One of my Preschool Phonics moms is diving wholeheartedly back to basics. She has embraced growing her own food, now has three chickens producing plenty of eggs for her brood, and is happily taking a class in cheese-making and square-foot gardening. All this, in the midst of Dunwoody, with our upper income and higher education ethos and commute-to-work lifestyle.
I love it!
Vicariously through Earth Mom's experiences, I've learned so much already:
- I'm depressingly ignorant. I thought you had to have a rooster for the hens to lay eggs. Hello. Ovulation.
- Vegetable gardens start during the winter, with ground prep, composting, and varmint-prevention measures. We have coyotes, foxes, rabbits, squirrels, and other wildlife roaming our creeks and ravines, so I'm looking at chicken wire and other options in parts of Home Depot I've never visited before.
- Things grow in waves, not all at once. So you can be eating from your garden from last frost to first frost.
- People love the idea of vegetable gardens, particularly urbanites. They'll share stories about grandparents' gardens and "I'd love to have one, but . . ." These are the same comments I hear about knitting. So maybe knitting and vegetable gardening really do go together!
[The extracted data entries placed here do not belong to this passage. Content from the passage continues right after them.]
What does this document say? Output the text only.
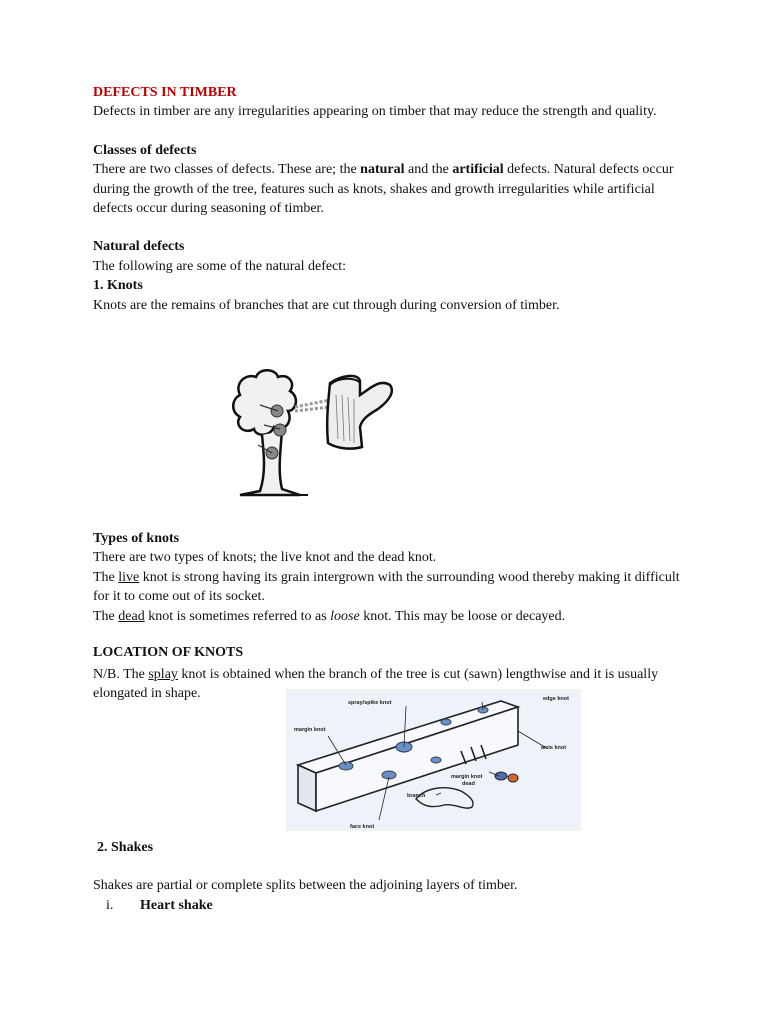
DEFECTS IN TIMBER

Defects in timber are any irregularities appearing on timber that may reduce the strength and quality.

Classes of defects

There are two classes of defects. These are; the natural and the artificial defects. Natural defects occur during the growth of the tree, features such as knots, shakes and growth irregularities while artificial defects occur during seasoning of timber.

Natural defects

The following are some of the natural defect:

1. Knots

Knots are the remains of branches that are cut through during conversion of timber.

Types of knots

There are two types of knots; the live knot and the dead knot.

The live knot is strong having its grain intergrown with the surrounding wood thereby making it difficult for it to come out of its socket.

The dead knot is sometimes referred to as loose knot. This may be loose or decayed.

LOCATION OF KNOTS
N/B. The splay knot is obtained when the branch of the tree is cut (sawn) lengthwise and it is usually elongated in shape.
spray/spike knot
edge knot
margin knot
arris knot
margin knot
dead
branch
face knot
2. Shakes
Shakes are partial or complete splits between the adjoining layers of timber.
i. Heart shake
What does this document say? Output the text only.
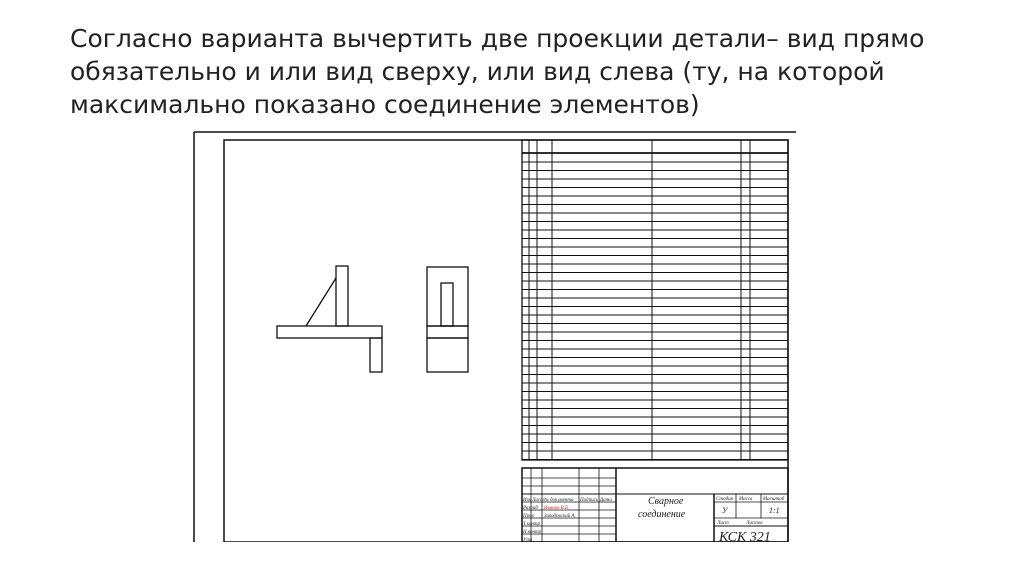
Согласно варианта вычертить две проекции детали– вид прямо обязательно и или вид сверху, или вид слева (ту, на которой максимально показано соединение элементов)
Изм Лист № документа Подпись Дата
Разраб
Пров
Т.контр
Н.контр
Утв
Иванов В.Б.
Заводовский А.
Сварное
соединение
Стадия Масса Масштаб
У	1:1
Лист	Листов
КСК 321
We're now considering offering classes and a demonstration Square-foot Garden program at Dunwoody Nature Center. Our area is heavily treed and hilly, so most families have limited space with sustained sunlight for growing food. Square-foot gardening makes perfect sense. It's manageable, understandable for novices, and maximizes available space. Our first step is finding a site on our grounds, getting an "expert" to help us and to teach the classes, and put it on the calendar.
As the Nature Center's program gets underway, the Knitternall family will be prepping soil and composting this winter in preparation for our own garden next spring.
I've been playing with this idea for a couple of years now. It's time to get started.